On the Origin of lncRNAs: Missing Link Found

Abstract

Non-coding (nc)RNAs known as enhancer-derived RNAs (eRNAs) and as long ncRNAs (lncRNAs) have received much attention, but their true functional specialization and evolutionary origins remain obscure. The recent characterization of Bloodlinc, an eRNA derived from a super-enhancer that also functions as a lncRNA, suggests that lncRNAs can evolve from eRNAs.

Keywords: CTCF; chromatin loop; eRNA; lncRNA; noncoding RNA; superenhancer; topological activation domain.

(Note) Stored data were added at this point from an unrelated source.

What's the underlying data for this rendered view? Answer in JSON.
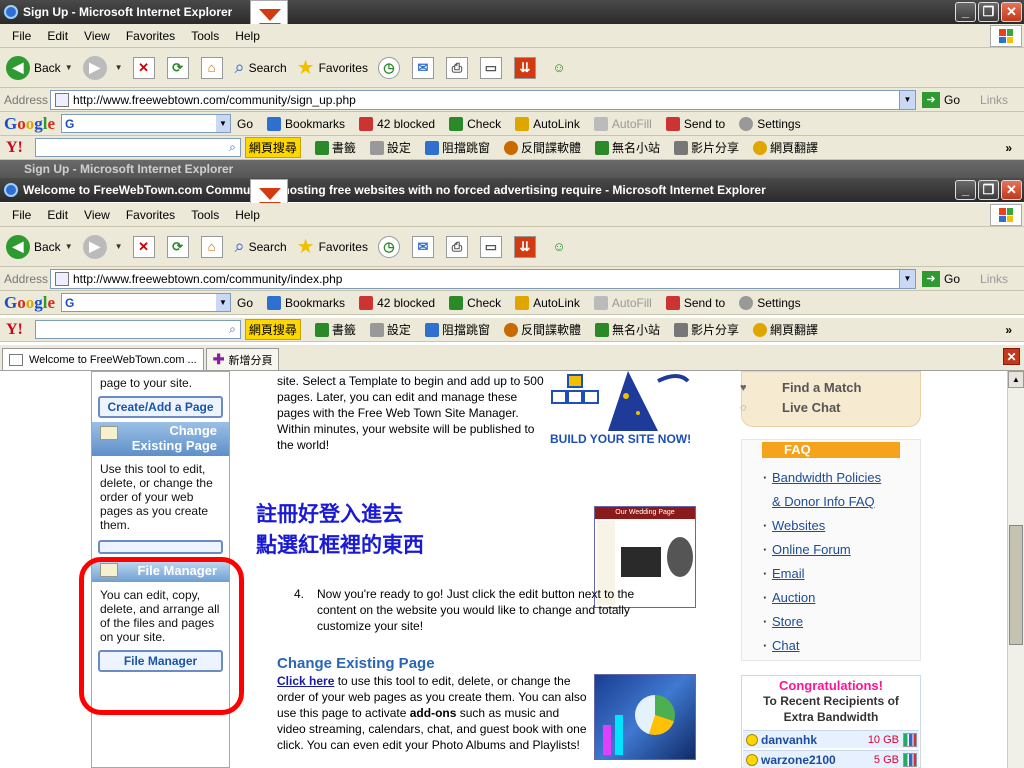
{
  "back_window": {
    "title": "Sign Up - Microsoft Internet Explorer",
    "address": "http://www.freewebtown.com/community/sign_up.php",
    "behind_title": "Sign Up - Microsoft Internet Explorer"
  },
  "front_window": {
    "title": "Welcome to FreeWebTown.com Community - hosting free websites with no forced advertising require - Microsoft Internet Explorer",
    "address": "http://www.freewebtown.com/community/index.php"
  },
  "window_controls": {
    "minimize": "_",
    "restore": "❐",
    "close": "✕"
  },
  "menu": [
    "File",
    "Edit",
    "View",
    "Favorites",
    "Tools",
    "Help"
  ],
  "toolbar": {
    "back": "Back",
    "search": "Search",
    "favorites": "Favorites"
  },
  "address_bar": {
    "label": "Address",
    "go": "Go",
    "links": "Links"
  },
  "google_bar": {
    "logo": [
      "G",
      "o",
      "o",
      "g",
      "l",
      "e"
    ],
    "go": "Go",
    "bookmarks": "Bookmarks",
    "blocked": "42 blocked",
    "check": "Check",
    "autolink": "AutoLink",
    "autofill": "AutoFill",
    "sendto": "Send to",
    "settings": "Settings"
  },
  "yahoo_bar": {
    "logo": "Y!",
    "search_button": "網頁搜尋",
    "items": [
      "書籤",
      "設定",
      "阻擋跳窗",
      "反間諜軟體",
      "無名小站",
      "影片分享",
      "網頁翻譯"
    ]
  },
  "tabs": [
    {
      "label": "Welcome to FreeWebTown.com ...",
      "active": true
    },
    {
      "label": "新增分頁",
      "active": false
    }
  ],
  "sidebar": {
    "top_text": "page to your site.",
    "create_button": "Create/Add a Page",
    "change_header": [
      "Change",
      "Existing Page"
    ],
    "change_text": "Use this tool to edit, delete, or change the order of your web pages as you create them.",
    "file_manager_header": "File Manager",
    "file_manager_text": "You can edit, copy, delete, and arrange all of the files and pages on your site.",
    "file_manager_button": "File Manager"
  },
  "main": {
    "intro": "site. Select a Template to begin and add up to 500 pages. Later, you can edit and manage these pages with the Free Web Town Site Manager. Within minutes, your website will be published to the world!",
    "wizard_caption": "BUILD YOUR SITE NOW!",
    "annotation_line1": "註冊好登入進去",
    "annotation_line2": "點選紅框裡的東西",
    "thumb1_title": "Our Wedding Page",
    "step_number": "4.",
    "step_text": "Now you're ready to go! Just click the edit button next to the content on the website you would like to change and totally customize your site!",
    "change_title": "Change Existing Page",
    "change_link": "Click here",
    "change_text_1": " to use this tool to edit, delete, or change the order of your web pages as you create them. You can also use this page to activate ",
    "change_bold": "add-ons",
    "change_text_2": " such as music and video streaming, calendars, chat, and guest book with one click. You can even edit your Photo Albums and Playlists!"
  },
  "right": {
    "match_items": [
      "Find a Match",
      "Live Chat"
    ],
    "faq_header": "FAQ",
    "faq_links": [
      "Bandwidth Policies",
      "& Donor Info FAQ",
      "Websites",
      "Online Forum",
      "Email",
      "Auction",
      "Store",
      "Chat"
    ],
    "congrats_title": "Congratulations!",
    "congrats_sub": [
      "To Recent Recipients of",
      "Extra Bandwidth"
    ],
    "recipients": [
      {
        "name": "danvanhk",
        "gb": "10 GB"
      },
      {
        "name": "warzone2100",
        "gb": "5 GB"
      }
    ]
  },
  "colors": {
    "annotation": "#1a1ad6",
    "highlight_ring": "#ff0000",
    "faq_header": "#f7a21b",
    "congrats": "#ff1493"
  }
}
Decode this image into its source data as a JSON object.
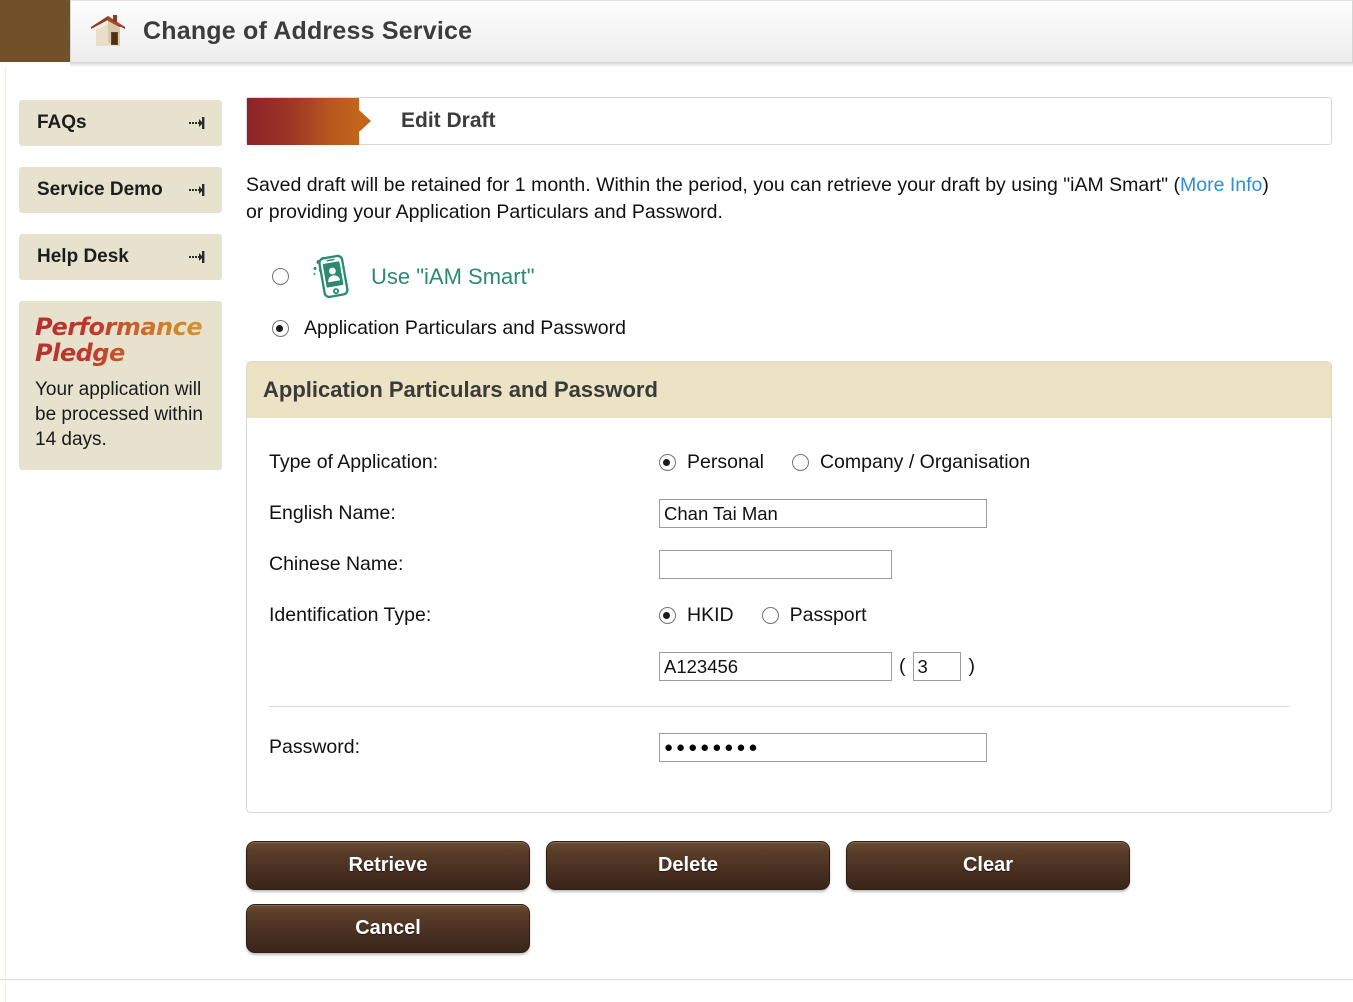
{
  "header": {
    "app_title": "Change of Address Service",
    "house_icon": "house-icon"
  },
  "sidebar": {
    "items": [
      {
        "label": "FAQs",
        "icon": "expand-arrow-icon"
      },
      {
        "label": "Service Demo",
        "icon": "expand-arrow-icon"
      },
      {
        "label": "Help Desk",
        "icon": "expand-arrow-icon"
      }
    ],
    "pledge": {
      "title_line1": "Performance",
      "title_line2": "Pledge",
      "text": "Your application will be processed within 14 days."
    }
  },
  "main": {
    "banner_title": "Edit Draft",
    "intro_part1": "Saved draft will be retained for 1 month. Within the period, you can retrieve your draft by using \"iAM Smart\" (",
    "intro_link": "More Info",
    "intro_part2": ") or providing your Application Particulars and Password.",
    "retrieval_options": [
      {
        "id": "iam-smart",
        "label": "Use \"iAM Smart\"",
        "checked": false,
        "icon": "iam-smart-phone-icon"
      },
      {
        "id": "app-particulars",
        "label": "Application Particulars and Password",
        "checked": true
      }
    ],
    "panel": {
      "title": "Application Particulars and Password",
      "fields": {
        "type_label": "Type of Application:",
        "type_options": [
          {
            "label": "Personal",
            "checked": true
          },
          {
            "label": "Company / Organisation",
            "checked": false
          }
        ],
        "english_name_label": "English Name:",
        "english_name_value": "Chan Tai Man",
        "english_name_placeholder": "",
        "chinese_name_label": "Chinese Name:",
        "chinese_name_value": "",
        "chinese_name_placeholder": "",
        "id_type_label": "Identification Type:",
        "id_type_options": [
          {
            "label": "HKID",
            "checked": true
          },
          {
            "label": "Passport",
            "checked": false
          }
        ],
        "id_number_value": "A123456",
        "id_number_placeholder": "",
        "id_check_value": "3",
        "id_check_placeholder": "",
        "paren_open": "(",
        "paren_close": ")",
        "password_label": "Password:",
        "password_value": "●●●●●●●●"
      }
    },
    "buttons": {
      "retrieve": "Retrieve",
      "delete": "Delete",
      "clear": "Clear",
      "cancel": "Cancel"
    }
  },
  "colors": {
    "brand_brown": "#70512a",
    "sidebar_beige": "#e7e2cd",
    "panel_head_beige": "#ebe3c3",
    "iam_teal": "#2c8a72",
    "link_blue": "#2d8fd5",
    "button_brown": "#4a3122",
    "banner_gradient_start": "#8e2328",
    "banner_gradient_end": "#c4651b"
  }
}
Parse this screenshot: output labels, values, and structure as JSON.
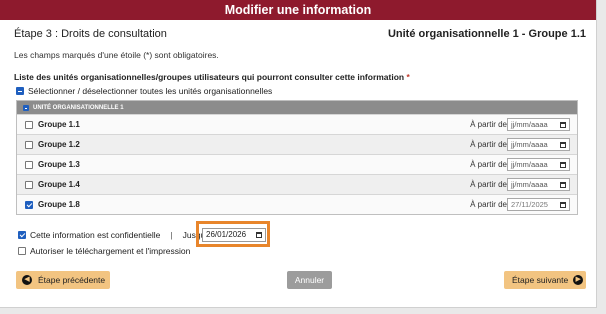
{
  "dialog": {
    "title": "Modifier une information"
  },
  "step": {
    "title": "Étape 3 : Droits de consultation",
    "current_group": "Unité organisationnelle 1 - Groupe 1.1"
  },
  "mandatory_note": "Les champs marqués d'une étoile (*) sont obligatoires.",
  "list": {
    "title": "Liste des unités organisationnelles/groupes utilisateurs qui pourront consulter cette information",
    "required_mark": "*",
    "select_all_label": "Sélectionner / déselectionner toutes les unités organisationnelles",
    "unit_header": "UNITÉ ORGANISATIONNELLE 1",
    "from_label": "À partir de",
    "rows": [
      {
        "label": "Groupe 1.1",
        "checked": false,
        "date": "jj/mm/aaaa"
      },
      {
        "label": "Groupe 1.2",
        "checked": false,
        "date": "jj/mm/aaaa"
      },
      {
        "label": "Groupe 1.3",
        "checked": false,
        "date": "jj/mm/aaaa"
      },
      {
        "label": "Groupe 1.4",
        "checked": false,
        "date": "jj/mm/aaaa"
      },
      {
        "label": "Groupe 1.8",
        "checked": true,
        "date": "27/11/2025"
      }
    ]
  },
  "confidential": {
    "label": "Cette information est confidentielle",
    "separator": "|",
    "until_label": "Jusqu'au",
    "required_mark": "*",
    "until_value": "26/01/2026",
    "checked": true
  },
  "download": {
    "label": "Autoriser le téléchargement et l'impression",
    "checked": false
  },
  "buttons": {
    "prev": "Étape précédente",
    "cancel": "Annuler",
    "next": "Étape suivante"
  },
  "colors": {
    "title_bar": "#8e1a2d",
    "step_button": "#f2c481",
    "cancel_button": "#9c9c9c",
    "checkbox": "#1f5fbf",
    "highlight": "#e8852b"
  }
}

Figure 1. Evolution of lncRNAs

(A) Typical enhancers are transcribed bidirectionally to produce eRNAs, which are short, unspliced, non-polyadenylated RNAs that can work in cis to stabilize enhancer-promoter communication and transcription factor (TF) binding. Insulator elements bound by CTCF and cohesins usually restrain the action of a typical enhancer. Topological activation domains (TADs) are large chromatin domains encompassing many genes and delimited by strong insulator elements. (B) Super-enhancers evolved to ensure robust expression of cell type-specific genes via selection of clusters of TF binding sites. Consequently, transcription over super-enhancers covers a longer distance, which increases the chances of spurious splicing, polyadenyation and stabilization of the RNA. Evolutionary forces can co-opt these stable RNAs to confer them with trans-functions at loci outside of the TAD of origin via fine-tuning of accidental RNA-RNA or RNA-protein interactions. In this scenario, distal regulation by a lncRNA derived from a super-enhancer would further reinforce cell type-specific transcription and cellular identity.